Gabarapl2, also known as GABA type A receptor associated protein like 2, was initially linked to protein transport and membrane fusion, but is now well-known for its role in autophagy. It belongs to the GABARAP subfamily, along with GABARAP and GABARAPL1. While there is functional redundancy among subfamily members, Gabarapl2 has a multifaceted role, involved in processes from cellular differentiation to intracellular degradation [1].

In the context of autophagy, Gabarapl2 has been shown to be upregulated in ammonia-induced autophagy and mitophagy, regulated by SIRT5. In this process, SIRT5 controls ammonia production by regulating glutamine metabolism, and changes in SIRT5 levels impact autophagy and mitophagy, with Gabarapl2 serving as one of the autophagy markers [2]. Also, in IFN-γ-treated HeLa cells, Gabarapl2 plays a critical role in restricting the growth of Toxoplasma gondii. It is recruited to membrane structures surrounding parasitophorous vacuoles, and autophagy adaptors are required for its proper localization and function in this IFN-γ-induced immune response [3].

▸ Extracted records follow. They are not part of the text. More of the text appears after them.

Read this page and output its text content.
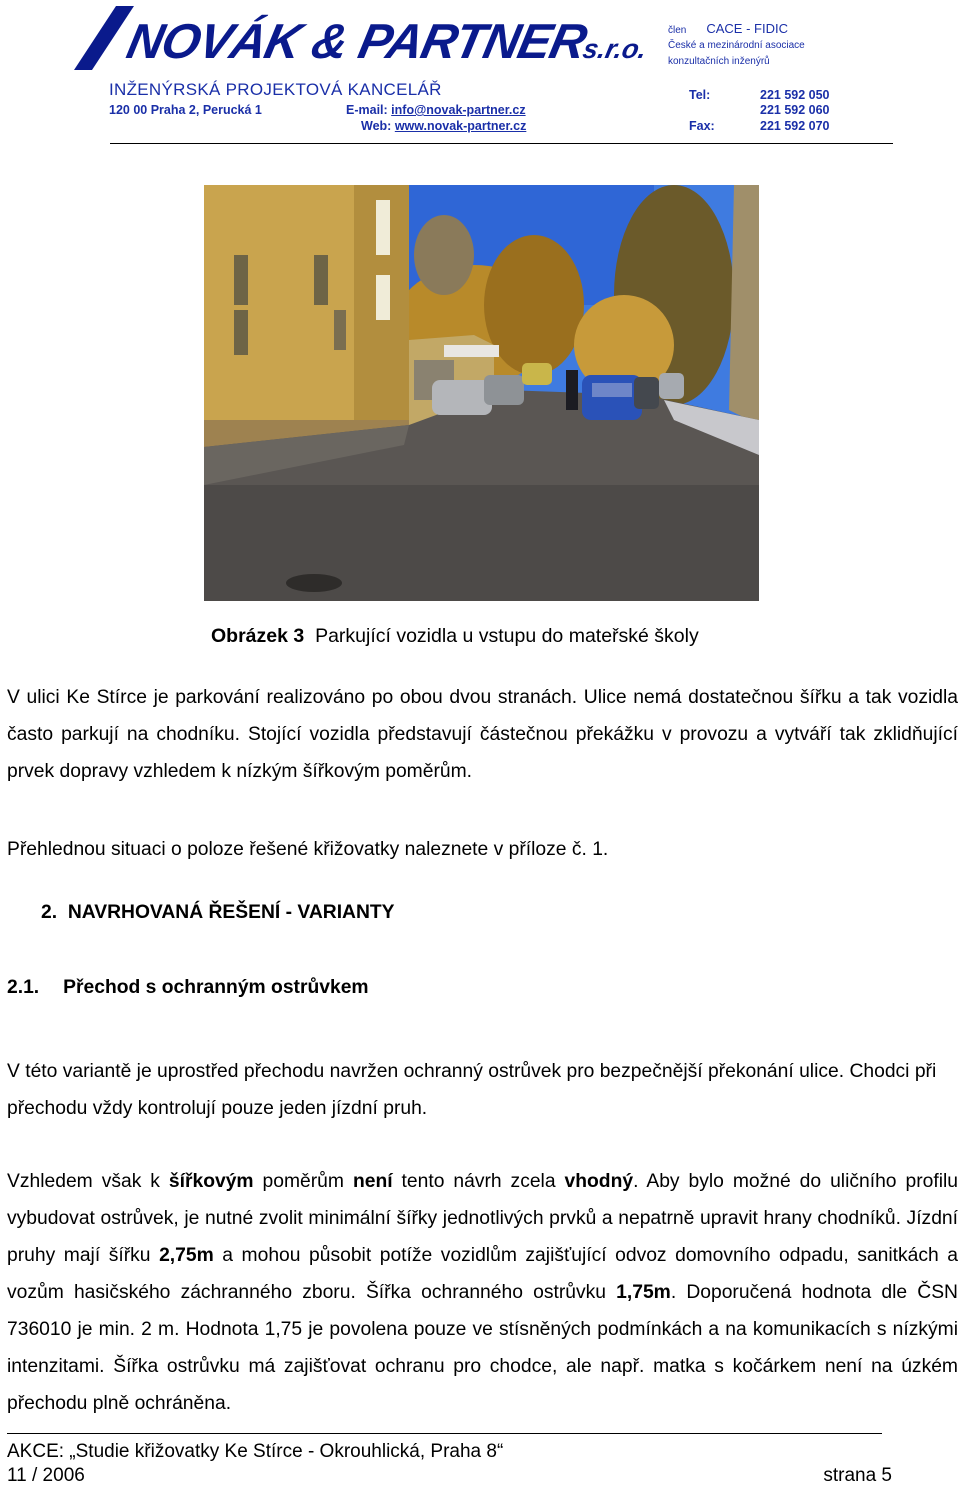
NOVÁK & PARTNERs.r.o.
INŽENÝRSKÁ PROJEKTOVÁ KANCELÁŘ
120 00 Praha 2, Perucká 1	E-mail: info@novak-partner.cz
Web: www.novak-partner.cz
člen CACE - FIDIC
České a mezinárodní asociace
konzultačních inženýrů
Tel:	221 592 050
221 592 060
Fax:	221 592 070
Obrázek 3 Parkující vozidla u vstupu do mateřské školy
V ulici Ke Stírce je parkování realizováno po obou dvou stranách. Ulice nemá dostatečnou šířku a tak vozidla často parkují na chodníku. Stojící vozidla představují částečnou překážku v provozu a vytváří tak zklidňující prvek dopravy vzhledem k nízkým šířkovým poměrům.
Přehlednou situaci o poloze řešené křižovatky naleznete v příloze č. 1.
2. NAVRHOVANÁ ŘEŠENÍ - VARIANTY
2.1. Přechod s ochranným ostrůvkem
V této variantě je uprostřed přechodu navržen ochranný ostrůvek pro bezpečnější překonání ulice. Chodci při přechodu vždy kontrolují pouze jeden jízdní pruh.
Vzhledem však k šířkovým poměrům není tento návrh zcela vhodný. Aby bylo možné do uličního profilu vybudovat ostrůvek, je nutné zvolit minimální šířky jednotlivých prvků a nepatrně upravit hrany chodníků. Jízdní pruhy mají šířku 2,75m a mohou působit potíže vozidlům zajišťující odvoz domovního odpadu, sanitkách a vozům hasičského záchranného zboru. Šířka ochranného ostrůvku 1,75m. Doporučená hodnota dle ČSN 736010 je min. 2 m. Hodnota 1,75 je povolena pouze ve stísněných podmínkách a na komunikacích s nízkými intenzitami. Šířka ostrůvku má zajišťovat ochranu pro chodce, ale např. matka s kočárkem není na úzkém přechodu plně ochráněna.
AKCE: „Studie křižovatky Ke Stírce - Okrouhlická, Praha 8“
11 / 2006	strana 5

In conclusion, Gabarapl2 is a key player in autophagy-related processes. Its functions in ammonia-induced autophagy and in the IFN-γ-mediated restriction of Toxoplasma gondii growth highlight its importance in maintaining cellular homeostasis and in the immune response. These findings from model-based research contribute to our understanding of autophagy-related diseases and infectious diseases [2,3].